The reward-hacking literature. The lecture’s clapping-volume analogy is one instance of a broad pattern in optimization. Search terms: “specification gaming,” “Goodhart’s law,” “outer alignment.” These are conceptual rather than algorithmic; useful for understanding why reward hacking is a structural concern, not a bug to fix in one paper.
KL divergence. The mathematical object the KL penalty uses. Treating it intuitively (as we did in this lesson) is enough to use both PPO and DPO. If you want the formal definition, any introductory information theory text covers it; the relevant property here is non-negativity and the zero-when-distributions-are-identical condition.
Bradley-Terry, again. Covered in the previous lesson (preferences-into-reward-signals). Re-anchored here because DPO substitutes into the same formula. If you skipped or are fuzzy on the previous lesson’s coverage of Bradley-Terry, the DPO derivation will be harder to follow. Worth a re-read.

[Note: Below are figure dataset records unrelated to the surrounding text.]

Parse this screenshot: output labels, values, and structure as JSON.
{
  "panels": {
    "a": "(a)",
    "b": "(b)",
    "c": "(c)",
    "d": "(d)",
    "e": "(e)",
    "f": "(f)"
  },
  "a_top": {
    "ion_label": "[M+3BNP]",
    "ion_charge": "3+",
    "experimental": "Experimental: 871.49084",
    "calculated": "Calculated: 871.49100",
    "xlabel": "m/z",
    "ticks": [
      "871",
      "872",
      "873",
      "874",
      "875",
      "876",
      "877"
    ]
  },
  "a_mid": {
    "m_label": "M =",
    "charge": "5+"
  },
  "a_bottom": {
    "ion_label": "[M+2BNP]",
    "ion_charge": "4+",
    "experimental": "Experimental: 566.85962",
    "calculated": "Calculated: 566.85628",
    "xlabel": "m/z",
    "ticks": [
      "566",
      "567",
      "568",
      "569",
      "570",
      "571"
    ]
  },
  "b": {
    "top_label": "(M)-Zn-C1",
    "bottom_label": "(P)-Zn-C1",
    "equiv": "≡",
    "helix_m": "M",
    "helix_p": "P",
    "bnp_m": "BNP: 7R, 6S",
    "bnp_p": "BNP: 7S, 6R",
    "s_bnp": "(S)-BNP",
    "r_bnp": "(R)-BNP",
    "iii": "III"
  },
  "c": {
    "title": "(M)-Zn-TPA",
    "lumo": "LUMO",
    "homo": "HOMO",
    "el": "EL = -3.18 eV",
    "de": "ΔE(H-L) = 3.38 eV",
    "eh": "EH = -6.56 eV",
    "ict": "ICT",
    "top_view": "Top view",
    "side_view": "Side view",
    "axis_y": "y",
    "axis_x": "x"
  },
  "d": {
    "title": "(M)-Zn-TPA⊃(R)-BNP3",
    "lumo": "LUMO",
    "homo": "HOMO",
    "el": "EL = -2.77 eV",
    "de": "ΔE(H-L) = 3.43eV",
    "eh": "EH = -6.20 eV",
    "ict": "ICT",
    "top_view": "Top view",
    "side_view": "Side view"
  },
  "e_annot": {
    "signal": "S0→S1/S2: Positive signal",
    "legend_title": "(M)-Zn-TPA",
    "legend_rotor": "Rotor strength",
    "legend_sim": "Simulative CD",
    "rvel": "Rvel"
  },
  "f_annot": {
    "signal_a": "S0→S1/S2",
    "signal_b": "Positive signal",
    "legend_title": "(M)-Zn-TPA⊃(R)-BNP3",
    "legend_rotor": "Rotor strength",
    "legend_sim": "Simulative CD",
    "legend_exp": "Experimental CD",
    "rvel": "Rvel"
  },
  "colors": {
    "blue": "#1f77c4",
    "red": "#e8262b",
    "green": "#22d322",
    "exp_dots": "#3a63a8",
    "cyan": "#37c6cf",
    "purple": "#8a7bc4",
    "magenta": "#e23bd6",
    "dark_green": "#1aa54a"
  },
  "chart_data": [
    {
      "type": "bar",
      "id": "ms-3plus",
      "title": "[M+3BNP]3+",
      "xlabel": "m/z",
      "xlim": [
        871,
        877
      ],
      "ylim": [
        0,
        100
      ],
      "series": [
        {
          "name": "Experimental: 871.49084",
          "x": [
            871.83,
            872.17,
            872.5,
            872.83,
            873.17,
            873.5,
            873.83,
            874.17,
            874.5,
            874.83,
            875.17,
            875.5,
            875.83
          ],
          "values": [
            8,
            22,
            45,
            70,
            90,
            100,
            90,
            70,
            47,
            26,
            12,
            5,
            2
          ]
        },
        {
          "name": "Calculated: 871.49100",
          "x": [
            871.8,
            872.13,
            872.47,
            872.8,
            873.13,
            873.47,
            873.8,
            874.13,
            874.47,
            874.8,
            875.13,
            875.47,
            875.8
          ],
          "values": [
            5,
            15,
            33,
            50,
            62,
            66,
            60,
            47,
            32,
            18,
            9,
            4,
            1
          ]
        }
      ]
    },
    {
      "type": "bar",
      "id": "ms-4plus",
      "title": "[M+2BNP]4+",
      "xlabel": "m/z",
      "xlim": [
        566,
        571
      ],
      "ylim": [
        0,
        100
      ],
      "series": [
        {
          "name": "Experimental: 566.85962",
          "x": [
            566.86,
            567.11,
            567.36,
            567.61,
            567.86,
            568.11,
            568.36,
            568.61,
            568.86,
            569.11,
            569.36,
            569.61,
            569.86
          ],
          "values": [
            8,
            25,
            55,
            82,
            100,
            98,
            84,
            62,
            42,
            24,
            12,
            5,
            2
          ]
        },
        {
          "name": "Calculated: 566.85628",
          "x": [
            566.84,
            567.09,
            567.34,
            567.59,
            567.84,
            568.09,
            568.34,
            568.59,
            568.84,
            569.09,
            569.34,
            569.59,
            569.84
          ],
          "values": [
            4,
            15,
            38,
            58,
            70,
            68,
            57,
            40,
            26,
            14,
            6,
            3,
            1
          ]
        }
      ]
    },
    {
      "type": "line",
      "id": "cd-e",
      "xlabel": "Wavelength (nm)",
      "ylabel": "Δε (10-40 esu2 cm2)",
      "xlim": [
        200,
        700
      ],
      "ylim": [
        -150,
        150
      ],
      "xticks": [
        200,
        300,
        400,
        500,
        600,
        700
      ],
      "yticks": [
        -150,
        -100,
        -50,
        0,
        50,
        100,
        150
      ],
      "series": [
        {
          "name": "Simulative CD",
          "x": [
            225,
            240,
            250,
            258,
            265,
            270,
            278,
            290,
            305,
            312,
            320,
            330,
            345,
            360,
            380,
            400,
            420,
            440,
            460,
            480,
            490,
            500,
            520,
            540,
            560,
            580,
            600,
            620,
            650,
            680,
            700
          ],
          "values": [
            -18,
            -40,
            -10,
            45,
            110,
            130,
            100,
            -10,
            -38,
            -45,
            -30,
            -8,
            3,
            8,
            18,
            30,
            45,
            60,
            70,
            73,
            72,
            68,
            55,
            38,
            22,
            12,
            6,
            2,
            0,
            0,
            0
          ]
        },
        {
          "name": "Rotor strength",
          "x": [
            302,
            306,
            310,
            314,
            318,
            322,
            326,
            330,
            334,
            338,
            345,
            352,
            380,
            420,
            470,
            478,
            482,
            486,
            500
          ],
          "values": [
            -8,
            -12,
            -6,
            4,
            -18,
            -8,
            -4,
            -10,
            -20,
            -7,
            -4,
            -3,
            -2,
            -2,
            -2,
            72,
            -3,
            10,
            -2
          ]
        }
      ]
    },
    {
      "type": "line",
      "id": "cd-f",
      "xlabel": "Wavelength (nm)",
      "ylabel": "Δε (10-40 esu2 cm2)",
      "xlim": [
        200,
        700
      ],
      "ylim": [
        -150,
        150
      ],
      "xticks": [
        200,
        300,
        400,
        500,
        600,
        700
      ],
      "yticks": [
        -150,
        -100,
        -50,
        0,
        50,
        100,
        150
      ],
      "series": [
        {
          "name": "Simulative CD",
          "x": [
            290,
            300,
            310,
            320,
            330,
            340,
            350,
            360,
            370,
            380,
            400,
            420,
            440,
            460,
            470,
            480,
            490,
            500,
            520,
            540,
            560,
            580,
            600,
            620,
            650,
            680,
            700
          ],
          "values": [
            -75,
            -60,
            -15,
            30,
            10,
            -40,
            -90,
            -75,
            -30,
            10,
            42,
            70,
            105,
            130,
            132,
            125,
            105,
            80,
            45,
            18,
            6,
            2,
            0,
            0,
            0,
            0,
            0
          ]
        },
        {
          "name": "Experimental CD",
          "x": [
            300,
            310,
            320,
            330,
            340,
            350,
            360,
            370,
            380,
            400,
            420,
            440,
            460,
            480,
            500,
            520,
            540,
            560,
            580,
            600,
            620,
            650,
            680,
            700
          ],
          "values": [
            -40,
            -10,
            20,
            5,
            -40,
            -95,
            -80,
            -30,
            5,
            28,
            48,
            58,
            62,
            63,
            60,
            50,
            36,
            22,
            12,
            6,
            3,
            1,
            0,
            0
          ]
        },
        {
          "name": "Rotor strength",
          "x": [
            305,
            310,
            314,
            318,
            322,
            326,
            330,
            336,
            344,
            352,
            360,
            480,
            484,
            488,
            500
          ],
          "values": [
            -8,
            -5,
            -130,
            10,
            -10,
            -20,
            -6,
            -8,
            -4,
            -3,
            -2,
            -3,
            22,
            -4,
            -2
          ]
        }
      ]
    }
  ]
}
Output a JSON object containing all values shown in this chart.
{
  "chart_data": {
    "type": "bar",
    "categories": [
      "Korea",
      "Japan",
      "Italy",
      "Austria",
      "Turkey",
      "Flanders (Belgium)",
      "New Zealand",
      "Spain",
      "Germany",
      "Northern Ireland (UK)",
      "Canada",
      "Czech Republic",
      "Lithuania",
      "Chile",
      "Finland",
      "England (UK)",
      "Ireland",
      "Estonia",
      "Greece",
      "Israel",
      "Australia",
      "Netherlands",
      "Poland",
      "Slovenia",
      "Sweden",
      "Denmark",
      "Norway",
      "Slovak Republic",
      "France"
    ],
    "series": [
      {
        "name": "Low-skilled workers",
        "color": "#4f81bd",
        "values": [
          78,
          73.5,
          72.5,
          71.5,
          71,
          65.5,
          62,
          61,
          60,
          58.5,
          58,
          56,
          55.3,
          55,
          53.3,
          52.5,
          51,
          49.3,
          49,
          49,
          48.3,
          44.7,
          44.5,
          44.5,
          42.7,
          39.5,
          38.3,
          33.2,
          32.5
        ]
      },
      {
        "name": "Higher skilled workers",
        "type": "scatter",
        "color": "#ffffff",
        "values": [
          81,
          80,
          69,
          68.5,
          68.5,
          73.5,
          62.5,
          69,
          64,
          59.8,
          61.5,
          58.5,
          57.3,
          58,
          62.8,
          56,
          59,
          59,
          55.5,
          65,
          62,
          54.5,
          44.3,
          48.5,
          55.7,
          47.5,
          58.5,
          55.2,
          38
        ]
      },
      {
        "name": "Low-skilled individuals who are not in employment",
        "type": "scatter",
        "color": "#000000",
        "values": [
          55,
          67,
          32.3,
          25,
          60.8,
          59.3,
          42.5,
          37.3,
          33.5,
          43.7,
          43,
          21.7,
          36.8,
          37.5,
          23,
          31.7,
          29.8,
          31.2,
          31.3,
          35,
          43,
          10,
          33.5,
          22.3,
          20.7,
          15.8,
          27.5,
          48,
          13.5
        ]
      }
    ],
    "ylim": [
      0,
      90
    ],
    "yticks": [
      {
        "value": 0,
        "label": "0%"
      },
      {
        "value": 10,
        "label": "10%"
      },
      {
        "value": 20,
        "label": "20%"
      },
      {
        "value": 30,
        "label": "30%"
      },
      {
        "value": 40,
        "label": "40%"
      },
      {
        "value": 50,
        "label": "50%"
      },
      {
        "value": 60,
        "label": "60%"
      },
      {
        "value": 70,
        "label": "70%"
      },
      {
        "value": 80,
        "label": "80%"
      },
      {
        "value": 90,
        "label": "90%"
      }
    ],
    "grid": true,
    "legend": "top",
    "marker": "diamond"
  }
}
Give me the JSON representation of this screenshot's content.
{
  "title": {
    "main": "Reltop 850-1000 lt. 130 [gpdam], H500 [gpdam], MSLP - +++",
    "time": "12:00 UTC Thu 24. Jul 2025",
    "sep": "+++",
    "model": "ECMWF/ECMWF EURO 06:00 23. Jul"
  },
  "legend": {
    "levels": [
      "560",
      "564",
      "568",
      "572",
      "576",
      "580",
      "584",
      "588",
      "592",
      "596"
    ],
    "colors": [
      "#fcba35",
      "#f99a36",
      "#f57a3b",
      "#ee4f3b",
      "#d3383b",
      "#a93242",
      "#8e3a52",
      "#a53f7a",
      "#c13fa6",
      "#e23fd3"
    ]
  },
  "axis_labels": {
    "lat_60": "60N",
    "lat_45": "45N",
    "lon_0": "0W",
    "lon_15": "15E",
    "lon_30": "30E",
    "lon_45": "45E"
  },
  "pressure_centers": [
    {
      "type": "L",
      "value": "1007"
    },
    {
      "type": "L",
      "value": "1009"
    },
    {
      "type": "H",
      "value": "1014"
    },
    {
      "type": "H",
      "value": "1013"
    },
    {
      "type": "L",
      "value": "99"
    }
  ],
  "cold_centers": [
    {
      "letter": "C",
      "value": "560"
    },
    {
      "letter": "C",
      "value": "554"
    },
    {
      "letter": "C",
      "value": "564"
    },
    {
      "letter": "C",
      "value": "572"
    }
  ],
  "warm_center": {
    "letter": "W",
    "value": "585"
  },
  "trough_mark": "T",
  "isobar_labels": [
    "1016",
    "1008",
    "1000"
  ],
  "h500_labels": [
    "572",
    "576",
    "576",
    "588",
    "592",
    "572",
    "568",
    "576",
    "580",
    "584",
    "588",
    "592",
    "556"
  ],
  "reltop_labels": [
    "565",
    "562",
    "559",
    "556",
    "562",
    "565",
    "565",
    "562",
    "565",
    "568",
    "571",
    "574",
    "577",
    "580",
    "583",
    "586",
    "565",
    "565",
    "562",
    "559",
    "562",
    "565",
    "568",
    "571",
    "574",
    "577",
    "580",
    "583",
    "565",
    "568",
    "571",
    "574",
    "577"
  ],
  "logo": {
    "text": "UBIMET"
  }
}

Stanford CME 295 cheatsheet

Stanford CME 295 cheatsheet by the Amidi twins. MIT-licensed. The “preference tuning” section covers the same material in their dense visual style. The cheatsheet is more compressed than the lecture and worth using as a study reference after this lesson.

Community discussion

None selected for this lesson. The published literature is consolidated enough that academic sources are the better entry point. Durable community references will be added at a future quarterly review if any consolidate.